Tuesday, January 10, 2012

Silly girls and boys.

I've noticed certain groups of people that usually hang out together and those who generally just wander the playground alone. I understand this is normal even for adults. It still fascinates me though.

One of the silliest group of girls play like they're animals in a animal shelter. They are mostly puppies and kitties. There is a girl or two who play the care givers and are constantly chasing the "naughty puppies and kitties" back into their shelter. They REALLY get into it. Jump ropes are sometimes used as leashes to take the pets on walks (I make sure the rope is tied on to their bellies and NOT their necks!). Lately, however, they have moved on to mommies and babies. Half the girls are the mommies and the other half are the babies. Again, the mommies are usually chasing the "naughty babies" around the playground.

What are they trying to say or prove? What is the psychological meaning behind this behavior? Ah, who cares, I'm just glad they are having fun and not bugging me with dumb questions like my next group.

So, there are three fifth-grade boys who like to ask me silly questions and give me hugs. Not because they really like me (maybe they do), but because they, well, they're fifth-graders. They like to annoy any adult that will look at them. (Truth be told, they are good kids and I really do like them.) It's become more of a game and I've started calling them "Tweedle Dee," "Tweedle Dum," and "Tweedle Doh." They love it! They'll stand on top of the jungle gym and say "Hi duty! Hi! Hi!..." until I acknowledge them-or walk away.

Today, they convinced a poor girl to join in their merriment. The four of them had eye masks like the Teenage Mutant Ninja Turtles. The girl even had a turtle shell backpack. Oh boy...so they went back and forth from me to the other duty asking for missions to accomplish. And, yes, then they'd give us a hug. Well, ya gotta love their imagination and camaraderie!

Thursday, January 5, 2012

Some thoughts before I go on.

Basically, my day as recess "Duty" goes well. The kids are really good kids. The school is located in a good neighborhood. There is quite a bit of parental involvement. The teachers and staff are top notch, in my book.

Yet, even though Westland Elementary is known as a "School of Excellence" and the kids test fairly well on a national level, they are kids.
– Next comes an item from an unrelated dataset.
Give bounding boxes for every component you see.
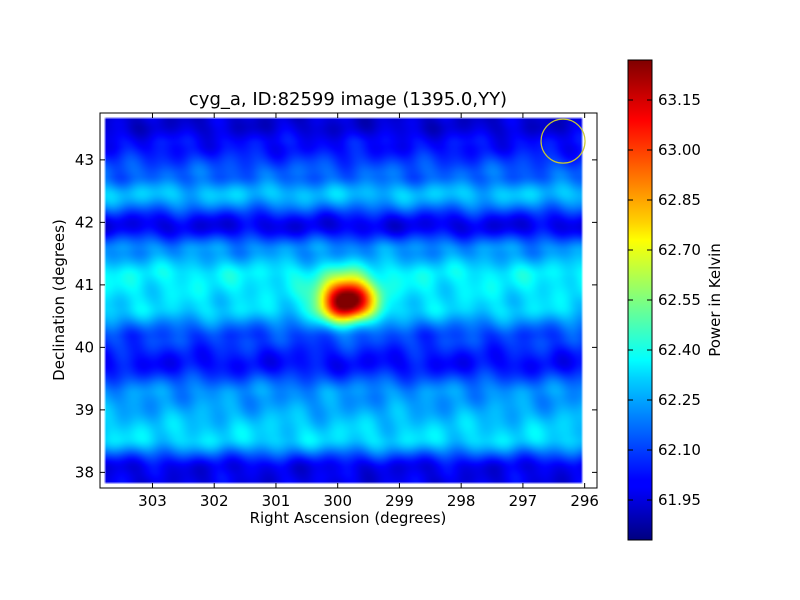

And, being a mother with two boys, along with having lots of friends who have kids, I have learned that there is a certain trait to kids that is universal. Their brains are not fully developed yet!!! There are many elements of life they just have NO CLUE about. We, as adults, need to help guide, teach, encourage and discipline them through this crazy thing called adolescence. And I do mean "discipline!" Not spanking or beatings (although tempting) but teaching them consequences for their actions. I find this last lesson alludes most kids (and some parents) and must be painstakingly repeated.

Teachers, school staff, and, yes, us "Duties" can only do so much to help your kids navigate life. Speaking for myself, I love helping kids learn about sharing, kindness and the consequences of doing cartwheels downhill. That being said, I do believe we, as a society, need to be more aware of what's going on in the playground. That means asking specific questions about their day. "Who did you play with during recess?" "What did you play?" "Did you play fairly and kindly?" "What did you eat for lunch?" "Did you have any fruit or veggies?" "Were you sent to the office for any reason?" "Did you have any injuries today?" "Did you cause anyone to have injuries today?" "Did you check lost and found for that hat you lost last year?"....you know, questions like that... And, yes, ask them about their lessons and homework, duh.

Ok, thank you for letting me get that off my chest. Now to the good stuff. The things kids do on the playground. Just a warning...you might read about some situations where you might be saying to yourself, "Hey, that happened in my business meeting the other day?" And you'd be right. There are some fundamental principles that we never outgrow (well, at least some of us).